Written in 2008 for three singers and 11 instrumentalists, it tells the story of famous theater actress Madeline Mitchell and her two adult children - Beatrice and Charlie - over three decades (1986, 1996 and 2006), each section depicting the events of a December as they struggle to reconnect after Madeline’s career has made her a frequent “absentee mother” following the mysterious early death of the siblings’ father.  

Photo by Matt Madison-Clark
The opening scene, when Beatrice and Charlie mock the grandiose tone of their mother’s
annual Christmas letter in a phone conversation, established everyone’s character. Theo Hoffman’s strong, incisive baritone rendered Charlie’s dismay that Madeline has never bothered to meet his lover, Burt, who is dying of AIDS (“She called him Curt”), along with an underlying playfulness that he can’t totally suppress.

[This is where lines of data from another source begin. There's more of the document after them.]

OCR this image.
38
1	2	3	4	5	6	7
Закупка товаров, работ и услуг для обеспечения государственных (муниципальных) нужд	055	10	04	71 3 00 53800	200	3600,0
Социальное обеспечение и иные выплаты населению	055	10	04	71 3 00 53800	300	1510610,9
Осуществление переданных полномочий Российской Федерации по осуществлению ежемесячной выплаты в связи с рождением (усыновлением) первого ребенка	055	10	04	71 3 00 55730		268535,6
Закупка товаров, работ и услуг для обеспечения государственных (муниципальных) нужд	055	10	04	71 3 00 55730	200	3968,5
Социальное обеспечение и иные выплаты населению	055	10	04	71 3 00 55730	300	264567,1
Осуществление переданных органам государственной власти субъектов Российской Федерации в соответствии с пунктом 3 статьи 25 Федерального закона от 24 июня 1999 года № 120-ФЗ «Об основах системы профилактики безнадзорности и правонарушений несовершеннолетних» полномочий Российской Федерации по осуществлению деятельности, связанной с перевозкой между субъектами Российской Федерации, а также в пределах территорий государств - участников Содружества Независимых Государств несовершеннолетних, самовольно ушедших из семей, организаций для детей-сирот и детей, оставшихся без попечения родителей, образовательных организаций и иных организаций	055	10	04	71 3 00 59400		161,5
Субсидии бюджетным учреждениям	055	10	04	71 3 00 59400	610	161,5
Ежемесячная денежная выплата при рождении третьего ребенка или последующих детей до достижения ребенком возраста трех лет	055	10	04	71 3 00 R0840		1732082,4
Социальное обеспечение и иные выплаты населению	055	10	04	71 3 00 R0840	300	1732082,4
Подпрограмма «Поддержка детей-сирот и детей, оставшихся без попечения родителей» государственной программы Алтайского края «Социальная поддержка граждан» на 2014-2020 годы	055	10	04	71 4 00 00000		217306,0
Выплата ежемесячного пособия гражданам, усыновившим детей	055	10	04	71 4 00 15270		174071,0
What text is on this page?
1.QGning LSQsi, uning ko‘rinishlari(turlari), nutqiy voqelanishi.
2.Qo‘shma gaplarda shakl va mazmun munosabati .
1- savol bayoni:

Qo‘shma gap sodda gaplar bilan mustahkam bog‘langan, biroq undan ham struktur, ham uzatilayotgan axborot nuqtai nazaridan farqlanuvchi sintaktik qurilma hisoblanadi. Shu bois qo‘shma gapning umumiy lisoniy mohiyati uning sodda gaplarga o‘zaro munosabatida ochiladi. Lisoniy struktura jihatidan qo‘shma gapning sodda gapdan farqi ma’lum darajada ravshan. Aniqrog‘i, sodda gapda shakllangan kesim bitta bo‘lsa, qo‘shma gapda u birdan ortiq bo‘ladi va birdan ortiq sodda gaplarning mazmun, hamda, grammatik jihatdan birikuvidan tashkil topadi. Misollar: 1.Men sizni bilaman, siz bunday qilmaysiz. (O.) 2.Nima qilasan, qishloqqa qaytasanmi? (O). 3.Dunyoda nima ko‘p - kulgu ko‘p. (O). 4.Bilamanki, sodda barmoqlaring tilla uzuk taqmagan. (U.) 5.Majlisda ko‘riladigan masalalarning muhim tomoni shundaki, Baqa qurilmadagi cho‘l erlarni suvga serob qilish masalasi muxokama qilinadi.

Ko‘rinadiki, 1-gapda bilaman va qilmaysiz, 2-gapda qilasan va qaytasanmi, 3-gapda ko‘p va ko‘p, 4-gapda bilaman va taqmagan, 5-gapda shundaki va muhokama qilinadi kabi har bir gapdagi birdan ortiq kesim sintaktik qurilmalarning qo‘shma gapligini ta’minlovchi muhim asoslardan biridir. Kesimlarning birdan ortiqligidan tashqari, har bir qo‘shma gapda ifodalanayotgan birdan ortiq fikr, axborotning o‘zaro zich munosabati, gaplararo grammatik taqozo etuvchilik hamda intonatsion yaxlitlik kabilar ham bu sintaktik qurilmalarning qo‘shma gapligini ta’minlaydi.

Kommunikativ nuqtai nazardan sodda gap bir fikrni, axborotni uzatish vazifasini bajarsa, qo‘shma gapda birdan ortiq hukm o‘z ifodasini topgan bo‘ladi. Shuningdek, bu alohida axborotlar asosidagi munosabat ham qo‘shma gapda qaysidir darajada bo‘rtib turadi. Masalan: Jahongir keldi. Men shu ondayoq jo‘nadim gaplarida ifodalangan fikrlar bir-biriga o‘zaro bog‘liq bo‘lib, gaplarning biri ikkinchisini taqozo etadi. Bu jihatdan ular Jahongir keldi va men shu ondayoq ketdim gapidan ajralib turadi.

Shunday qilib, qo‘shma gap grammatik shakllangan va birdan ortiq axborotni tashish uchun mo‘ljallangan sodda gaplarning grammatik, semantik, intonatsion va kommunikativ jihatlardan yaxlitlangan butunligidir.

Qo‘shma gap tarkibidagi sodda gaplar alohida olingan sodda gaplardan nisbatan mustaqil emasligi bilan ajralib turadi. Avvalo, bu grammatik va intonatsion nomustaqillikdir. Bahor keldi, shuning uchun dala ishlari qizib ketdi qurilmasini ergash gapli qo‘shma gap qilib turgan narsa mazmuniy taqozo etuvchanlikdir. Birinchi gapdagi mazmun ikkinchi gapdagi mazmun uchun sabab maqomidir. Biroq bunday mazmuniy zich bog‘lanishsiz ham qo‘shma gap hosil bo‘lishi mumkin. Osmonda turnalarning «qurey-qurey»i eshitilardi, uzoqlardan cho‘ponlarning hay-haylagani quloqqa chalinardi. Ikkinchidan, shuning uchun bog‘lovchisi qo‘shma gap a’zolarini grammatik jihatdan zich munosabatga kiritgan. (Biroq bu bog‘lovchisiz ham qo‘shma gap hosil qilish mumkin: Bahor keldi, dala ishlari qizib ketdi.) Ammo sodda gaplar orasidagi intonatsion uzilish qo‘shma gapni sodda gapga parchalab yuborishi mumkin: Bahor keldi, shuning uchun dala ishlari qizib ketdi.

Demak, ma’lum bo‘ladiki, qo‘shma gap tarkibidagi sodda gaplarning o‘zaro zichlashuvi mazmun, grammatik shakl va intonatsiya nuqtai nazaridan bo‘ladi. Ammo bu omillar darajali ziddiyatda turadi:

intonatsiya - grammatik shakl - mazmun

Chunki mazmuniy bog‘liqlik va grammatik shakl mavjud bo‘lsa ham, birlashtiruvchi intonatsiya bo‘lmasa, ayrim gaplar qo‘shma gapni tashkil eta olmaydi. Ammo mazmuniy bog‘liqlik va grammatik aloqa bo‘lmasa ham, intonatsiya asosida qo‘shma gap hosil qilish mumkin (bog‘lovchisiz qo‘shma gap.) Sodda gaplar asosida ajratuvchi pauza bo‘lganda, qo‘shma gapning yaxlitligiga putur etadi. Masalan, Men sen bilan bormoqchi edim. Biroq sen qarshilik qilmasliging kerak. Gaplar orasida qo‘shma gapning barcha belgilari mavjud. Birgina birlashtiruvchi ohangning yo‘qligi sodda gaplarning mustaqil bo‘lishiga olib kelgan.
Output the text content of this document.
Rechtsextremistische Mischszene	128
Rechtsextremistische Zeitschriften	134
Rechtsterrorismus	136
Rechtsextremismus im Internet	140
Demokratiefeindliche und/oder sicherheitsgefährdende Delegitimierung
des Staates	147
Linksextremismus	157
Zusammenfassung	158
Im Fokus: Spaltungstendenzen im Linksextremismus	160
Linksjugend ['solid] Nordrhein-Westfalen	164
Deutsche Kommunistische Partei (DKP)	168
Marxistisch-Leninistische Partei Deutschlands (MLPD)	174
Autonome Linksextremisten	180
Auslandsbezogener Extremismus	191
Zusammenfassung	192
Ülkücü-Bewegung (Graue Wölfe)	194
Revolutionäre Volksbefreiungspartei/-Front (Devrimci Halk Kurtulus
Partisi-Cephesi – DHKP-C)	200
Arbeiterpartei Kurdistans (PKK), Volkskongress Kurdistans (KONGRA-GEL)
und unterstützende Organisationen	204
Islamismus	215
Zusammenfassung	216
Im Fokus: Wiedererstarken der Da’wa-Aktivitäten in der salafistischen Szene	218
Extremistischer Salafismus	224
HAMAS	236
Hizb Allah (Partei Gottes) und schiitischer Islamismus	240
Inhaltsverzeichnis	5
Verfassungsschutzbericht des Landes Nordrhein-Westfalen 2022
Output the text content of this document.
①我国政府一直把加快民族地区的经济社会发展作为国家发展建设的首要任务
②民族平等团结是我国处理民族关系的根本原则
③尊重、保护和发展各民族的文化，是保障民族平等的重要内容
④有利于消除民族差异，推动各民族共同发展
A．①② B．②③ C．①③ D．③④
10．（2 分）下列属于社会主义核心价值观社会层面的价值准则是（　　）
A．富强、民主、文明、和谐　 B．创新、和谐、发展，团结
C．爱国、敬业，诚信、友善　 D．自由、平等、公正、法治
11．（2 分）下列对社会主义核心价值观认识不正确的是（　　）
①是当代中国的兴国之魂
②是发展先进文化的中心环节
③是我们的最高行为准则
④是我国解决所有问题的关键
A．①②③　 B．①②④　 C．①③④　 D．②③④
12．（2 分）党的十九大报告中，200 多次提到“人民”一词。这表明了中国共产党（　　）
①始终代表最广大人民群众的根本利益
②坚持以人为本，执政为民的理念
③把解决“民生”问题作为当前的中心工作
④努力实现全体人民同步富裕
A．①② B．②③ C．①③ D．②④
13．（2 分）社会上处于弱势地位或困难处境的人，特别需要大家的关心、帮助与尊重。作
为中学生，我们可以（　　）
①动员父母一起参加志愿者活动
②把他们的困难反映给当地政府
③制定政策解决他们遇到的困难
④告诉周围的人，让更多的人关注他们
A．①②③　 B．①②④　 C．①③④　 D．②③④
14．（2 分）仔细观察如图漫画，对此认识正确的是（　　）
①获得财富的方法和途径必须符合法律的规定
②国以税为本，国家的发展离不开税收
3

Monica Dewey’s clear, buoyant soprano captured Beatrice’s distress in her unhappy marriage, as well as her delight in happier memories of their father.

Mezzo-soprano Adriana Zabala embodied Madeline the glamorous diva with self-centered bravado but brought poignant vulnerability to Madeline the mother as the trio’s often troubled interactions led in later scenes to some measure of mutual understanding and acceptance. The closing coup de theatre fully befits a great lady of the stage, who has the surprising last word. 
 
Conductor Christopher James Ray led a virtuosic ensemble from the BOF orchestra in an incandescent account of Heggie’s eclectic score, which adds a Broadway-like flourish to the emotional depth of his better known “Dead Man Walking.” Director Beth Greenberg drew commanding portrayals from all three performers. Imaginative scenic design by Janie E. Howland, sensitive lighting by Alex Jainchill, and vibrant costumes by Brooke Stanton further enhanced the powerful impact of this brilliant production.

Yet to come in BOF’s 2022 season are: a free concert of music by Black composers at the Berkshire Museum in Pittsfield (August 10); and Mozart’s “Don Giovanni” at the Mahaiwe in Great Barrington (August 20, 23, and 26).